Choose your direction, and assure yourself of plenty of room to work in, away from trees or stones or other objects that might prove a source of danger in case of collision. Then mount and go. Keep these two ideas well in mind. If you are uncomfortable, stop and get off; don’t try to adjust anything while in motion. When you get on, go. You cannot get on and keep still. Do not get on unless you are ready to go; keep going when you are on; and the mounting difficulty vanishes.

Steer steadily, and be quick without haste. A hurried change of direction can only be made without danger of a spill by an expert, and then only in an emergency or for track-work. Bicycling requires precision, and haste or hurry is out of place, while quick and alert movement is required.

Take the bicycle out and do as much as you can with it. Part of the fun is conquering difficulties, and each difficulty overcome is an achievement.

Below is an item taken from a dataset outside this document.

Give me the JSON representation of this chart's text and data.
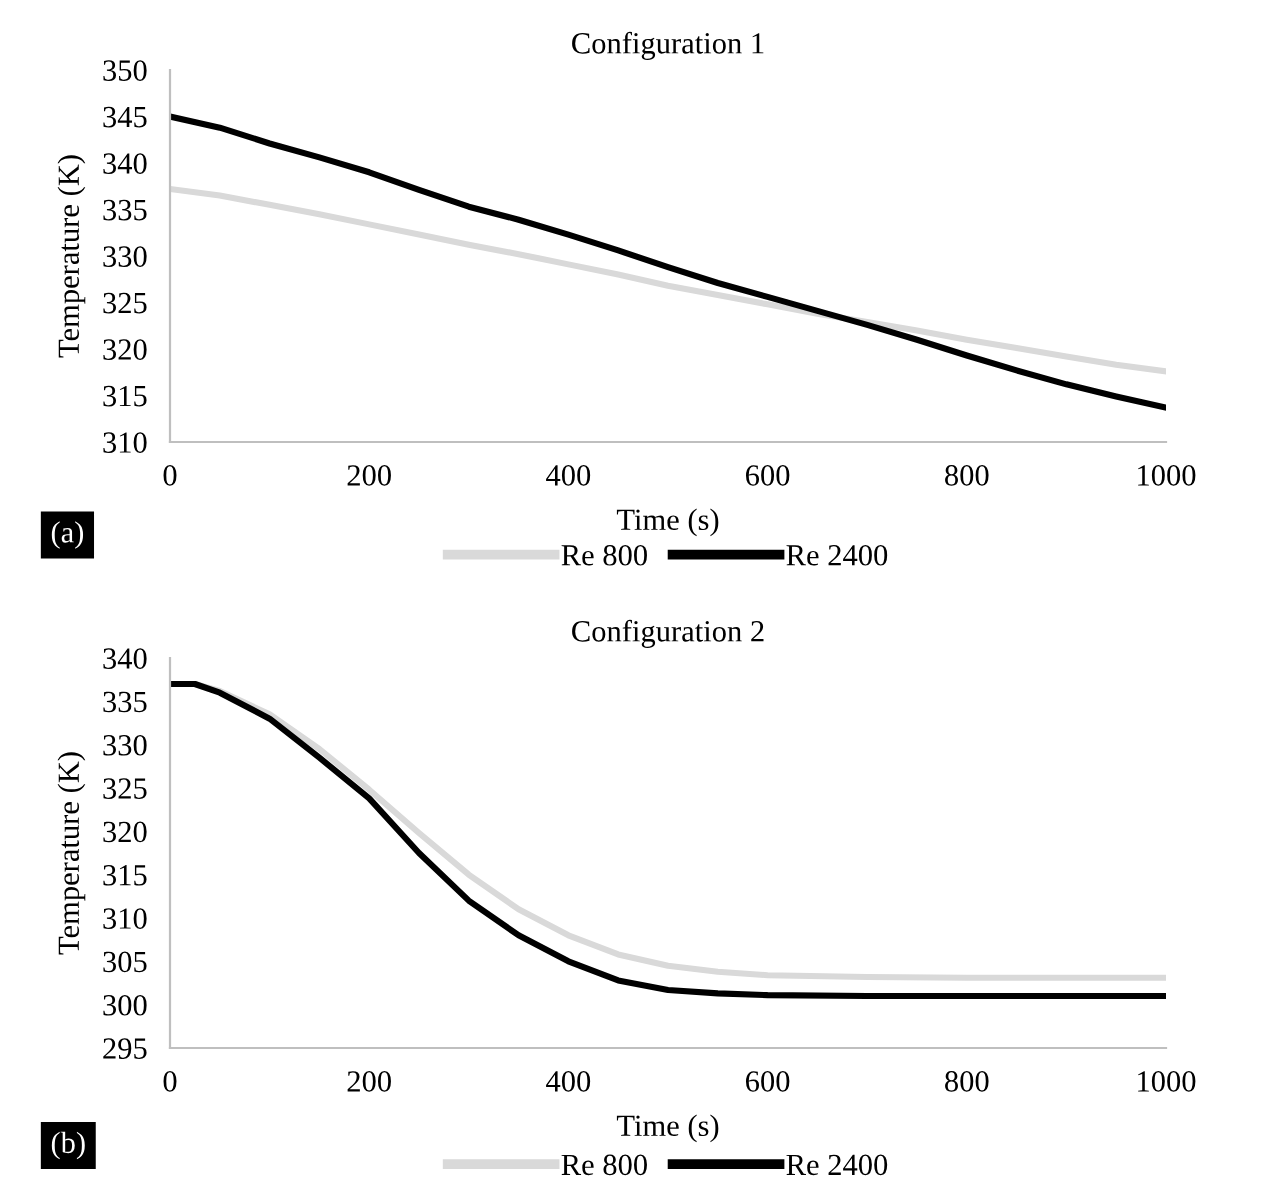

Another difficulty experienced is striking the saddle in mounting. This is usually due to springing from the ground to the saddle, or attempting to do so, instead of stepping on the mounting pedal, and supporting and holding the weight on the handle-bars. Of course, if the weight is not supported on the machine, and the machine is started, it cannot carry the weight forward. The saddle will strike, and push you over. Mount by means of the handle-bars; let them take you; shift the weight up by them on to the pedal. Then lower the weight to the saddle, step clear of the ground, and lean a little over the bars if necessary to clear the saddle.

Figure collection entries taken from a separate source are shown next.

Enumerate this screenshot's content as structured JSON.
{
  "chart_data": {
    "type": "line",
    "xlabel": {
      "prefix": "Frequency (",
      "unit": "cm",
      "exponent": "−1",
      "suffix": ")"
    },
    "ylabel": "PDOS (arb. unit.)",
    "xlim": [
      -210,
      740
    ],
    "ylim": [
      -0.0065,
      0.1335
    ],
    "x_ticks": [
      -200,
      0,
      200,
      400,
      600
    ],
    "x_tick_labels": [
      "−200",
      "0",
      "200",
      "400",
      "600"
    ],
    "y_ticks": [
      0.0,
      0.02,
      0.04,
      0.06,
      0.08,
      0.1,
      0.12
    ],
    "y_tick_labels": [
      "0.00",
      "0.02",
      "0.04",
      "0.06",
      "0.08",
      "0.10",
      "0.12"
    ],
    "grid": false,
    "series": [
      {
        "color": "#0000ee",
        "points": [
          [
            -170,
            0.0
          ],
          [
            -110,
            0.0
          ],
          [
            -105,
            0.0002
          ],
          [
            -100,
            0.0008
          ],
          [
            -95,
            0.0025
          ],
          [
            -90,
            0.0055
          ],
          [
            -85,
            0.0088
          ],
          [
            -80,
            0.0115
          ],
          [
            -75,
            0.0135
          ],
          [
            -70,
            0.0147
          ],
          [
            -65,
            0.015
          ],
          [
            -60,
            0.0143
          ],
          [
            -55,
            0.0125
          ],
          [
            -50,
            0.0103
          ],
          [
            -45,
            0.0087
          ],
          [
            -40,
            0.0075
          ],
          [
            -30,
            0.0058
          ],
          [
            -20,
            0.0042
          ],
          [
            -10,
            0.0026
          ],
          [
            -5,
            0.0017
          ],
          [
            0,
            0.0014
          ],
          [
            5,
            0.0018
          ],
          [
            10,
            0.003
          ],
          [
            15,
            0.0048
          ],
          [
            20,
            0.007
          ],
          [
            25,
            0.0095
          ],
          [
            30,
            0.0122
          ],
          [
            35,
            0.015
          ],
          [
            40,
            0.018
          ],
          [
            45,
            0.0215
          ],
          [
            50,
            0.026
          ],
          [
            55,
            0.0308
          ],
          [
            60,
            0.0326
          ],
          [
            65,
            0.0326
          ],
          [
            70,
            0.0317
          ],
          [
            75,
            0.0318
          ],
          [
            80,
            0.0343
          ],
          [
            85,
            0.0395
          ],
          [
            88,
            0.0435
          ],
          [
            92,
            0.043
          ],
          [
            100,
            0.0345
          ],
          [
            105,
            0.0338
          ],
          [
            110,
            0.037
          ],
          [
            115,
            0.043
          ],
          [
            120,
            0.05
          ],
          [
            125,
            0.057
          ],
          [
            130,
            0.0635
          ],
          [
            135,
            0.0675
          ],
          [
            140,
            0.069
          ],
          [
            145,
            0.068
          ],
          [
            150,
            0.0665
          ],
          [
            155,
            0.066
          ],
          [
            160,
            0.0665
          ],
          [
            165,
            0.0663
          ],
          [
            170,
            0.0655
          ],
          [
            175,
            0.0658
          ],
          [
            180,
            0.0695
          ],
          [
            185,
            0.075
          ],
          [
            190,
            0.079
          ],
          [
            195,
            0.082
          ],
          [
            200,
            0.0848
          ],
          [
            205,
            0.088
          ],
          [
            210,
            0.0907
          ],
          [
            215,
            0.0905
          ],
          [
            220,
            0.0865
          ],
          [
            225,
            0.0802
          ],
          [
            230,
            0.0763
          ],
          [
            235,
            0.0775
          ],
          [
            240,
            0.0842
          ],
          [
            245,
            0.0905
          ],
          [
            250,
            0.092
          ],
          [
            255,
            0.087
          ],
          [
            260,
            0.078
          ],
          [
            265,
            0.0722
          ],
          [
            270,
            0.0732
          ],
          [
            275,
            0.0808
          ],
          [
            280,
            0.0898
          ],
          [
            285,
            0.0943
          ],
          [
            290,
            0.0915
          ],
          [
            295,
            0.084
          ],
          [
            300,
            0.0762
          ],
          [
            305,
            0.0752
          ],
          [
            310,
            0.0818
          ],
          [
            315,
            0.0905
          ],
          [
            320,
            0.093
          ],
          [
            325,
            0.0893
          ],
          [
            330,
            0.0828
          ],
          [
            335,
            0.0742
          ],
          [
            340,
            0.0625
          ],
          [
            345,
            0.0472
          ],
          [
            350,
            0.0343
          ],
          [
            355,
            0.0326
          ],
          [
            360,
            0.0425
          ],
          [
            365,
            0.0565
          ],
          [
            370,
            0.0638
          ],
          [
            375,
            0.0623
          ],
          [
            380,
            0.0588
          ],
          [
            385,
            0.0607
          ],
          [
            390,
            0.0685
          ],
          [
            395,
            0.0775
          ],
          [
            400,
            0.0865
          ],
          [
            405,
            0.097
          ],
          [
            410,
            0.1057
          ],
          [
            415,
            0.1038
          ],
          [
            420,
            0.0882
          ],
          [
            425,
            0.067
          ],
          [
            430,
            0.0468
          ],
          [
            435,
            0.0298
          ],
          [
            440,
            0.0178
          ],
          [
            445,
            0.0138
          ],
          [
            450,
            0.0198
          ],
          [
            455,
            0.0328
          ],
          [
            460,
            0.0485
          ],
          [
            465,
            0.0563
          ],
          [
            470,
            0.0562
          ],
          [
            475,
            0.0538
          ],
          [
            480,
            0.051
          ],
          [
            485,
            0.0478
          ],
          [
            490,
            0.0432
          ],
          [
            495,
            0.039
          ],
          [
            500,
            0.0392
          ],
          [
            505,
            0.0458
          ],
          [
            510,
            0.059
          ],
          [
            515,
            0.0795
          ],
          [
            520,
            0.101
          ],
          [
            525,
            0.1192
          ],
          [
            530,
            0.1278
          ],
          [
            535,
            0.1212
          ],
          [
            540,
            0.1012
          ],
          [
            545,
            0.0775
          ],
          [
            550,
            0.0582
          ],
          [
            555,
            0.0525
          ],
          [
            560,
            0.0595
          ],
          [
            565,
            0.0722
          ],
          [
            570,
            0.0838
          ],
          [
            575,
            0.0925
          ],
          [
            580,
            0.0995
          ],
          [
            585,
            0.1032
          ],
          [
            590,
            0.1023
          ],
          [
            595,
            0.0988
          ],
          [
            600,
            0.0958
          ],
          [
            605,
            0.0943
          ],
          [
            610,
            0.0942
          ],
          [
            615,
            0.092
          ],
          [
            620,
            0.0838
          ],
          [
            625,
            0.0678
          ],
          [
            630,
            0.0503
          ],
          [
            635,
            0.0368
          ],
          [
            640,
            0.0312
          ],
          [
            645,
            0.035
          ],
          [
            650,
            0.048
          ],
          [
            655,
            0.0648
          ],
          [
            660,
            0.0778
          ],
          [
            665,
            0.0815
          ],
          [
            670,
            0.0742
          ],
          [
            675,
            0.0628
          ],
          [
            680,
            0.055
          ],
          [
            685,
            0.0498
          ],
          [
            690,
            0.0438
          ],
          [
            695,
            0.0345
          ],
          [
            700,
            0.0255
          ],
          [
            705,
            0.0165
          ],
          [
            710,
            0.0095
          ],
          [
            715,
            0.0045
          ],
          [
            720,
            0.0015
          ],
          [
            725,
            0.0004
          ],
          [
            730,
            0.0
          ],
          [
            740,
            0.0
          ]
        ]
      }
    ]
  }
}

In mounting a bicycle, you mount up on the pedal, and settle from that down to the saddle. If the pedal strikes the other foot, it is because the foot is not held up. Do not be in dread of that other foot; hold it well up out of the way, using the mounting foot to make the machine go.

MOUNTING—PREPARATORY POSITION.

Too great inclination of the machine will spoil the mount, and insufficient inclination will have the same effect. The front wheel must be held in line with the frame, and any wrong tendency corrected by the handle-bars after the weight is raised on the pedal, and the machine is upright.

Many good tires are ruined by ineffectual efforts to mount. The machine is pulled against the tire, and it is hard to understand why the tires are not torn off or ripped to pieces. The light wheels are not made to stand such usage; and it is a mistake to subject a new wheel to it. The rubber is pulled sideways (a proper way to pull a tire off), and the novice is fortunate if the bicycle is not all pulled out of true by being strained in directions not calculated to resist wear and strain. A twenty-pound wheel may be pulled out of true and so bent and untwisted by ineffectual mounting efforts that it cannot be restored without labor that amounts to practically rebuilding the bicycle.

In turning a bicycle, always lean in the direction the machine is inclined. Lean in the direction you want to go, and very little correction will be needed from the handle-bars. In turning, lean with the wheel, and meet it with the handle-bars. Meeting the machine is done continually, and is done by swinging the front wheel to meet the inclination of the bicycle on whichever side it has a tendency to fall. Bringing up is done by pulling the wheel around a little further quickly, and very quickly back again. The frame is lifted by the front wheel. This is explained in the principles of bicycle construction. When an obstacle, as a car track or rut in the road, is met, the obstacle must be crossed squarely; or if obliged to make a different angle, the angle should be met with the front wheel at the instant of contact, and a proper balance maintained with the pedals.